Je suis à vrai dire fascinée par la calligraphie arabe, et les limites qu'elle brouille entre abstraction et figuration. En fait je suis à la fois influencée par l'art occidental historiquement figuratif, et l'art islamique abstrait. Cela fait que j'aime jouer avec les images, tantôt abstraites, tantôt figuratives. Cela se prête bien à la représentation de la mémoire par ailleurs.
J'aime le fait que la calligraphie une fois animée, oscille entre mots, lignes, formes et visages. J'ai travaillé notamment sur le style nashki, car c'est une calligraphie simple, pleine de courbes, mouvante, fluide, qui évoque la silhouette féminine.
- Quels sont les films d'animation qui t'ont le plus marquée ?
Je vais citer les films qui m'ont le plus touchée quand je commençais à m'intéresser au cinéma d'animation. En long-métrage Persepolis (Marjane Satrapi), et en court-métrage Hammam (Florence Miailhe). Sûrement parce que ce sont des films qui mettent en scène des femmes proches de ma culture.

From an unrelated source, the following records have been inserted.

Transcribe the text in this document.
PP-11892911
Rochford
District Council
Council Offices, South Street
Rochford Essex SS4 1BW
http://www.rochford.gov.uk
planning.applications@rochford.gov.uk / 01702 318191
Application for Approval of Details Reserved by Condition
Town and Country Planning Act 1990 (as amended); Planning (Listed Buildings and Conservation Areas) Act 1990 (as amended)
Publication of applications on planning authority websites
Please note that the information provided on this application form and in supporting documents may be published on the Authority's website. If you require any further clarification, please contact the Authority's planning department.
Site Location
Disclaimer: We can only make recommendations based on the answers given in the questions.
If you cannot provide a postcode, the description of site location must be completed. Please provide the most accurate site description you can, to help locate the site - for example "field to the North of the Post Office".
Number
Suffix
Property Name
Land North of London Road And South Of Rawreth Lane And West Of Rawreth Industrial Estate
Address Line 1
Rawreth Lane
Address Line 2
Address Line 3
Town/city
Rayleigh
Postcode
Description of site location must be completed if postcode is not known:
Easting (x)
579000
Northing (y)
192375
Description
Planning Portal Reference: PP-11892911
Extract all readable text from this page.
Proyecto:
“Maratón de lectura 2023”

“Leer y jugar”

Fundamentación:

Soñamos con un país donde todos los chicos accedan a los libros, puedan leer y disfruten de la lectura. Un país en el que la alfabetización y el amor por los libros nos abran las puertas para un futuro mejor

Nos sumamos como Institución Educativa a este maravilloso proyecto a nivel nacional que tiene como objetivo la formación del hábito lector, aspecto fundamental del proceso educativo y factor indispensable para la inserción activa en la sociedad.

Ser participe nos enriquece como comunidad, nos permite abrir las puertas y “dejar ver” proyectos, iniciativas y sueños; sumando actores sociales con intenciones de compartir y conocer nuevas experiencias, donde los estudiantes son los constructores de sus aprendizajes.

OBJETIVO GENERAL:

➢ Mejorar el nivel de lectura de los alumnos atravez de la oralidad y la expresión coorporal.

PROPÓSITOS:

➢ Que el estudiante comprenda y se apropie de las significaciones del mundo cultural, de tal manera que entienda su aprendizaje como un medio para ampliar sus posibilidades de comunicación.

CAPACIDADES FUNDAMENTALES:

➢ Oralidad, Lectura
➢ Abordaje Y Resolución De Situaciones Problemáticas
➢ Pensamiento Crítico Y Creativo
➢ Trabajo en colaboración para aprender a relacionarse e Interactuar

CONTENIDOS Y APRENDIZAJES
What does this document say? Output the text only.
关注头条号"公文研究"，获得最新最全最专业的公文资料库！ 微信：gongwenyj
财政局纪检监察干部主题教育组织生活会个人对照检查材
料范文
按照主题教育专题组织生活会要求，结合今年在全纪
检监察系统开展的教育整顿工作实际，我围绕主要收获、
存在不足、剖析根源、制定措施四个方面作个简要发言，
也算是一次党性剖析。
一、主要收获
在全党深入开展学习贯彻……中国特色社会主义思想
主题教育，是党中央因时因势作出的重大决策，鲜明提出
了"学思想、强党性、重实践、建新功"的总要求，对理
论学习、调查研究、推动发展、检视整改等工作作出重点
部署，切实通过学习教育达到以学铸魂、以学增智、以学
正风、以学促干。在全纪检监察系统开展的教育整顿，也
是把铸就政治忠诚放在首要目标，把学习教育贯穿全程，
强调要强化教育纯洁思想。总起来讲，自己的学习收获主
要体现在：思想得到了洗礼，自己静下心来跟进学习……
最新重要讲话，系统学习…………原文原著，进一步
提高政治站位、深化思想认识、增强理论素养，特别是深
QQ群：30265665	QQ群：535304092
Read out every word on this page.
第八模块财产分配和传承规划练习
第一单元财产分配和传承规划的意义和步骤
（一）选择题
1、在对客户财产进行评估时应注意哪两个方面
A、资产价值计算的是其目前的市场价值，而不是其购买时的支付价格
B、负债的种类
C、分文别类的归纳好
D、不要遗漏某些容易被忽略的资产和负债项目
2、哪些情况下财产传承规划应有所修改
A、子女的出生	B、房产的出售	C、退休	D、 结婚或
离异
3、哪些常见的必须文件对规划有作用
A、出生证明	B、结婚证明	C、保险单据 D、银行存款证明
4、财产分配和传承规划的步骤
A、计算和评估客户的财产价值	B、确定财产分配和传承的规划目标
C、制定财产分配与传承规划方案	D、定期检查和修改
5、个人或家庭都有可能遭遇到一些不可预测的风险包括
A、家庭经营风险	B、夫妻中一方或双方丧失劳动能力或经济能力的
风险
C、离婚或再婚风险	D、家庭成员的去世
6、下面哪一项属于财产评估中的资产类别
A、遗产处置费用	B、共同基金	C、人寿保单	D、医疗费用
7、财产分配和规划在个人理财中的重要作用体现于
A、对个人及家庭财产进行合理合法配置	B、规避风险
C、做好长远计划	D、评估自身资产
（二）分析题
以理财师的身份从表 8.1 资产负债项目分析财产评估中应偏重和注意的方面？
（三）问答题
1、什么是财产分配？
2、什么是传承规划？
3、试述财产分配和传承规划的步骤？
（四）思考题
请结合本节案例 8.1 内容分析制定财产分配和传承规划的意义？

- Quels sont tes projets futurs ?
Je travaille actuellement sur mon 4ème court-métrage animé, qui sera un film introspectif, sur la nostalgie et la mémoire, qui questionne les limites entre rêve et réalité. J'ai aussi d'autres idées, j'aimerais réaliser une collection d'expérimentations, et j'ai un projet d'installation en attende de soutien et de financement.